Hmmmm. Not sure if your Lothlorien escapade is an equitable comparison. That's something that went horribly wrong! The adventure I was running didn't go 'wrong' - everything went pretty much as planned. Except, at the time, there were complaints that I had gone too far in seeking to build an atmosphere of despondency and hopelessness.

But looking back on it, people regard it as being one of the 'great' adventures our group has done. The party bard has made up epic songs about it and boasts about it whenever he has the chance (perhaps unwise given that Graz'zt's agents are still out there trying to track the party down.....! They have a certain amount of divine 'umbrella cover' from the grateful goddess that they rescued, but this doesn't protect them from more mundane methods of detective work. One day this will catch up with them.)

I guess what I am trying to say is that I think sometimes you can achieve greater long-term success by *not* bending over backwards to keep your players happy in the short run.

Playing devils advocate against myself, I have to ask the question - could I have achieved the same long-term result whilst keeping them happier in the moment of role-play? Do you need to grind your players down a little in order to really get that sense of immersion?

Sounds to me like an amazing adventure, and a fun one when "looked back upon". I too have placed PCs in spots that cuased horror, or dementia of the mind while inside the "box" but once out- they looked back on those adventures as "a worked for" great memory.

I always wonder myself if my PCs truly will enjoy, or are they "enjoying" these typoes of adventures during the actual play of them...and I have also seen many groups die in horrible places like these, leaving me to wonder "what have I done to the fun factor here?"

But, more times then not, these blood-chilling, or mind-bending adventures linger in the memories of my players as mile-stones or epic-turns in the campaign.

I think you were a success that night, those nights, those sessions. Why? Becuase your players not only speak of these adventures as moments of triump, but also as moments of great adversity. Those are the games that we all struggle longer, scare easyer, try harder...fight for not only our lives, but our very souls.

And a sea of flesh is fricking COOL! I almost wish I was sent there too, so I coulda felt the panic...

Very cool.

ps- And your right, you shouldnt have given them a tid-bit path to follow to escape. Never help, or take it easy on those who choose to enter Hells or worse.

People feel exhiliration when something unpleasant ends. People also feel better about accomplishments that have required effort and toil. Allowing players to endure some hardships solidifies their inter-character relationships and enhances their sense of accomplishment. Could you have achieved the same thing by keeping the the game upbeat? NO.

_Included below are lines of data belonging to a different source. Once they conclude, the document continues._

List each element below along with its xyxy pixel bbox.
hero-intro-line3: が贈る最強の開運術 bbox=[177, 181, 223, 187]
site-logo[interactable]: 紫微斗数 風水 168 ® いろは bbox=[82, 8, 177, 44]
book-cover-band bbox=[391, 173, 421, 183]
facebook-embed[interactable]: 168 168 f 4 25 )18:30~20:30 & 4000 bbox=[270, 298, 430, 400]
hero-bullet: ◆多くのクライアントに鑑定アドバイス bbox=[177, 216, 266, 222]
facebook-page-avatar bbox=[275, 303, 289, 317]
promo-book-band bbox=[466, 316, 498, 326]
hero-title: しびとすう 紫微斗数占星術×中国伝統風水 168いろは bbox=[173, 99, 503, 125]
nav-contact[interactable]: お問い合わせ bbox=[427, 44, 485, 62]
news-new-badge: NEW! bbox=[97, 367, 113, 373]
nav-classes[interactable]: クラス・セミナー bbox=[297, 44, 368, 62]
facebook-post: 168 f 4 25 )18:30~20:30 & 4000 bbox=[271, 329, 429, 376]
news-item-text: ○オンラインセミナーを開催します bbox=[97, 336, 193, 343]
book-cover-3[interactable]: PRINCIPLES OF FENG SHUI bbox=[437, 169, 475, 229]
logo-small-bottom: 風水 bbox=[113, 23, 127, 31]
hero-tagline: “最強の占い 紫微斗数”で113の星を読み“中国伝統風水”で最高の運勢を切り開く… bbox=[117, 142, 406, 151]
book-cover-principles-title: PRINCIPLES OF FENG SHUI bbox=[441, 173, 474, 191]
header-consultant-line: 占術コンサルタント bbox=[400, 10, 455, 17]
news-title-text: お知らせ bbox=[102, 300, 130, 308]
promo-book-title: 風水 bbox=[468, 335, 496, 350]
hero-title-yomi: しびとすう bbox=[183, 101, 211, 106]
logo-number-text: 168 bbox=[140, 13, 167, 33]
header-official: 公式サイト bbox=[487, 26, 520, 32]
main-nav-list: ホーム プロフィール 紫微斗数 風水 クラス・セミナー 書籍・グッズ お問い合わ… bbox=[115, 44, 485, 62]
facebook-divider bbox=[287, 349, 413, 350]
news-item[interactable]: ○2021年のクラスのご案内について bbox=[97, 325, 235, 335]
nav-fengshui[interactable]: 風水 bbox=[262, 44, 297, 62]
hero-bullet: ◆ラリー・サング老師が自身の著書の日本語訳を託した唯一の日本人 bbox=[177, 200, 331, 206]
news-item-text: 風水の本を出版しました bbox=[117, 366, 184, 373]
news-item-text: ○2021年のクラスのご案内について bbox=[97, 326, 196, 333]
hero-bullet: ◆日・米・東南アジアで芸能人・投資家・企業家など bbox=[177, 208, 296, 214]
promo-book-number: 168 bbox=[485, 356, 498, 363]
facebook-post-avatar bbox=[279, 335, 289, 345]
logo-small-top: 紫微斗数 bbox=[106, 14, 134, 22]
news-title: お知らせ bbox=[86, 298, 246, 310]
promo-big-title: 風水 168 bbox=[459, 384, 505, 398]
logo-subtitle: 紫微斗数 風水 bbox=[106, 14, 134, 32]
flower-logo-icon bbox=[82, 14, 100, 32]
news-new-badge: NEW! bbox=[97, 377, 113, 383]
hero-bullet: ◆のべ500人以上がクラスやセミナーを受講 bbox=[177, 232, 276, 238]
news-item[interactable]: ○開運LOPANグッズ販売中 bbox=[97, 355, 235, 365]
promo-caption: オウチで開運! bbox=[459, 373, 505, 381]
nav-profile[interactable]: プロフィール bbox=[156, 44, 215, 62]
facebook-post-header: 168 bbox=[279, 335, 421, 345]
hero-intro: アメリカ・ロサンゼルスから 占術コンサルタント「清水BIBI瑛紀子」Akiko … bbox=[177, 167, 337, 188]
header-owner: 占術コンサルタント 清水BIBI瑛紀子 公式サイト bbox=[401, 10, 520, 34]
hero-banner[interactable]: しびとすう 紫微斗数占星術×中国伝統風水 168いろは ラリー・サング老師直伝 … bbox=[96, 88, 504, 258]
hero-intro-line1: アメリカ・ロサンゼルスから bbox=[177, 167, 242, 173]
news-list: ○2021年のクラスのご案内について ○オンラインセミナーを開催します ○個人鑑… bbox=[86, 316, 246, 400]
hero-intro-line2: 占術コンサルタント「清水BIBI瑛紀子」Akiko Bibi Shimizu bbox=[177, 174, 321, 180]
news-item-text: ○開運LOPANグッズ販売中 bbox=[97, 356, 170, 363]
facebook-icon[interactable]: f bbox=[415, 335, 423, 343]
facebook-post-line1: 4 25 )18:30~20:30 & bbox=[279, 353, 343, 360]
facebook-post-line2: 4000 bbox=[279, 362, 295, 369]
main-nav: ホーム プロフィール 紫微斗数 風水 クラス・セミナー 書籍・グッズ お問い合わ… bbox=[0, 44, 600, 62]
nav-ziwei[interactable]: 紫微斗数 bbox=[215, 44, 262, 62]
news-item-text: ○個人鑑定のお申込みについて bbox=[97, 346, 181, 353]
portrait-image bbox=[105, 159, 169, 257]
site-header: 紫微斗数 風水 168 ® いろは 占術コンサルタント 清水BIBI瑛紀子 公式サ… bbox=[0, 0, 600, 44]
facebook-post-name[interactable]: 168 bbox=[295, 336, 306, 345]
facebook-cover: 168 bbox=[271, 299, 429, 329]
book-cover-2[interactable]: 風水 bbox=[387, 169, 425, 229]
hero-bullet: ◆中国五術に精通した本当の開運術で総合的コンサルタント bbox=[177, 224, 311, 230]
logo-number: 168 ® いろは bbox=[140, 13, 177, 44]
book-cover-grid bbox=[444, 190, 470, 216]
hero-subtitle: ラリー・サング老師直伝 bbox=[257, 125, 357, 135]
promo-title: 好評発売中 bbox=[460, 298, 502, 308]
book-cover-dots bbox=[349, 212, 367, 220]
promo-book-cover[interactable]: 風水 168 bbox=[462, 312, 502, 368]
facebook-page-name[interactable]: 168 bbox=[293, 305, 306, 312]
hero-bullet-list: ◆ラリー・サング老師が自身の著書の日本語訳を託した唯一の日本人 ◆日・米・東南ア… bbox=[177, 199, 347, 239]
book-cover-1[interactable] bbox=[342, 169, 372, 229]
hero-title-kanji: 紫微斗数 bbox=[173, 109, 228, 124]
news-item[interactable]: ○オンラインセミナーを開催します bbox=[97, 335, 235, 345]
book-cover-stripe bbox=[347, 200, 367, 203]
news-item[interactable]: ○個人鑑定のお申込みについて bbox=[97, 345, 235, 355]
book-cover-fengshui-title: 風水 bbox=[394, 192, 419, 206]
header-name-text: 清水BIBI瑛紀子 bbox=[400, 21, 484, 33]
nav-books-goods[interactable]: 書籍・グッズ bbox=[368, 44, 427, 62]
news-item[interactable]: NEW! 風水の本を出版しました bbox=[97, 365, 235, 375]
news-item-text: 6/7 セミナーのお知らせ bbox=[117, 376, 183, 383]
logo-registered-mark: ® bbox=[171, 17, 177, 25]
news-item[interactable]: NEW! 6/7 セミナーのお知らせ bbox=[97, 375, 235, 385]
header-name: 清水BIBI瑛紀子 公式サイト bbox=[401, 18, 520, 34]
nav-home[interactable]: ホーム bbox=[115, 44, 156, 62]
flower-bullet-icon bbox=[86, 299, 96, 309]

Emotional content is what separates the tabletop gamer from the ever growing segment of video gamers. Fear, excitement, and anger are among the most common emotions to evoke at the gaming table, while desperation, frustration, guilt, joy, love, and wonder are harder to extract from a gaming environment. In my opinion every emotion should be welcome at the gaming table and the GM/Storyteller should have all of them in their bag of tricks.

Desperation, depression, and frustration are certainly worthy of exploration. Are these feelings fun? No. There are lots of theories about what draws us to unpleasant stories and why they are good for us.

Roleplaying for me is about shared experience. LG I don't think we always have to aim for heart-pounding excitement. In my books, fun or not, your session was an unqualified success. Bear in mind that I expect that many people will disagree, which is why I think you are wise in asking the question. Most of the time a storyteller should aim for escapist fun with excitement, danger, and triumph. Every now and then I think you should go for something different like you did.